Determine whether it is possible to draw a triangle given each set of information. Sketch all possible triangles where appropriate. Calculate then label all side lengths to the nearest tenth of a centimetre and all angles to the nearest degree.

First let's see if it is possible.

Start with a base of BC, sketch an angle of 30° at B and draw a line BA = 3.5
sketch in an altitude from A to BC to meet BC at D
sin30° = AD/3.5
AD = 3.5(1/2) = 1.75
Since AC > 1.75, it will be possible to draw the triangle. As a matter of fact there are two such triangles possible
(With centre at A and radius 3.0, we will be able to draw an arc which will cut BC at two places.
By the Sine Law:
sinC/3.5 = sin30/3
sinC = .58333..
angle C = 35.7° or 180-35.7 = 144.3°

Case1: C = 35.7 , then A = 114.3°
Case2: C = 144.3, then A = 5.7°

Use the sine law to find BC for each case.

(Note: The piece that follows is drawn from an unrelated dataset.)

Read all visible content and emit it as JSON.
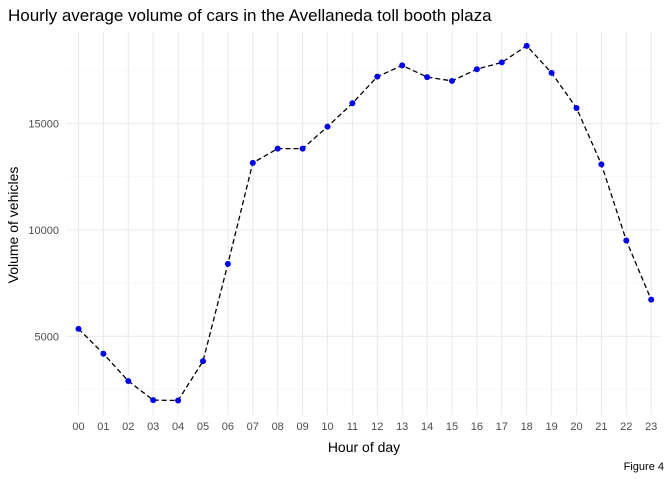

This is called the ambigious case of the sine law, usually resulting in the data given as SSA

I misread your c = 5.5 as c = 3.5 , sorry about that

So AD should be 2.75
But AC is still greater than 2.75

so no real harm done, all you have to do is change the 3.5 to 5.5 and use the new values.

The conclusion is still the same, but make sure you get the new angles.